Dopo lo scoppio della prima guerra mondiale, l'Impero ottomano si alleò con le potenze centrali, ed Ismail Enver prese direttamente nel dicembre 1914 il comando della Terza Armata per guidare un'offensiva contro i russi nell'Anatolia orientale, con lo scopo di riconquistare i territori ottomani perduti nel 1878. L'operazione militare, culminata nella battaglia di Sarıkamış, si rivelò un disastro per gli ottomani e la Terza Armata perse gran parte dei suoi effettivi. Enver, sospettando che i simpatizzanti russi all'interno della comunità armena stessero tramando una rivolta, ordinò che i soldati armeni della forze ottomane fossero disarmati, smobilitati ed assegnati a campi di lavoro, dove furono sterminati e sepolti in fosse comuni. Seguirà il vero e proprio genocidio armeno, che si concluderà con la morte di oltre un milione di armeni. La politica pan-turca dei tre Pascià non si limiterà a sterminare il popolo armeno, ma anche a cancellarne ogni traccia di memoria. Dirà anni dopo Adolf Hitler ai suoi generali: Chi si ricorda oggi del genocidio armeno?

Enver avrebbe dichiarato che l'Impero ottomano avrebbe dovuto essere "ripulito" dagli Armeni e da tutte le altre minoranze cristiane, come i Greci ed gli Assiri. "Abbiamo distrutto i primi con la spada e distruggeremo i secondi per fame." Aveva inoltre dichiarato all'ambasciatore americano Henry Morgenthau di accettare l'intera responsabilità di tutto l'accaduto.

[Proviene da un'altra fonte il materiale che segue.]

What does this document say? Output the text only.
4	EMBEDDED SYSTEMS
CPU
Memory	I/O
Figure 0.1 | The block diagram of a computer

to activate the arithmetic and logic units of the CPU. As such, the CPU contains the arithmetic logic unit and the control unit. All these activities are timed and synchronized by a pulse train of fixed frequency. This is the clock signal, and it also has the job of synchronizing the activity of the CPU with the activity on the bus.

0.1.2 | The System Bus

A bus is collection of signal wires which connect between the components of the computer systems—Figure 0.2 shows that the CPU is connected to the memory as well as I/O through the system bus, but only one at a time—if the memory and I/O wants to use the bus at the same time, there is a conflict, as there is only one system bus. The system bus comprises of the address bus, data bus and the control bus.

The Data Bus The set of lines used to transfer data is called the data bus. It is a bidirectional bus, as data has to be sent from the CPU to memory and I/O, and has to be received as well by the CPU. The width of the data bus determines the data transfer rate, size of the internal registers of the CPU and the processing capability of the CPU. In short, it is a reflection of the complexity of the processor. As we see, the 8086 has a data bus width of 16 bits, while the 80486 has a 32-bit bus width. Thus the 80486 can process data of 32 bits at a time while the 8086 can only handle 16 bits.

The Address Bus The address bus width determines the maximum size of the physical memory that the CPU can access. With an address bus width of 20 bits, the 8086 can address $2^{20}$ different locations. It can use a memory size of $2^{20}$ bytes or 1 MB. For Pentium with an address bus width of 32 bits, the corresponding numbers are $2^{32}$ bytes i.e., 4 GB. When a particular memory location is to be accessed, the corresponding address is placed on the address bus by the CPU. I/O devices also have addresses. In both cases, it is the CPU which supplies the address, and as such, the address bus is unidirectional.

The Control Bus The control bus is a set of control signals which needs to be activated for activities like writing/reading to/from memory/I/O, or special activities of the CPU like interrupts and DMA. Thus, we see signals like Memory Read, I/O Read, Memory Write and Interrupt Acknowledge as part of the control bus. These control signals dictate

Alla fine della guerra Talat rassegnò le proprie dimissioni alcuni giorni prima la capitolazione dell'Impero Ottomano e l'armistizio del 30 ottobre. I membri del governo del C.P.U. rassegnarono anch'essi in massa le dimissioni nei due giorni successivi e i "Tre Pascià" andarono in esilio. Un tribunale lo processò in contumacia nel dopoguerra e lo condannò a morte. Enver tuttavia morì in combattimento contro il battaglione armeno dell'Armata Rossa bolscevica comandato da Hagop Melkumian il 4 agosto del 1922 presso Baldzhuan nel Turkestan (odierno Tagikistan) durante la rivolta dei Basmachi.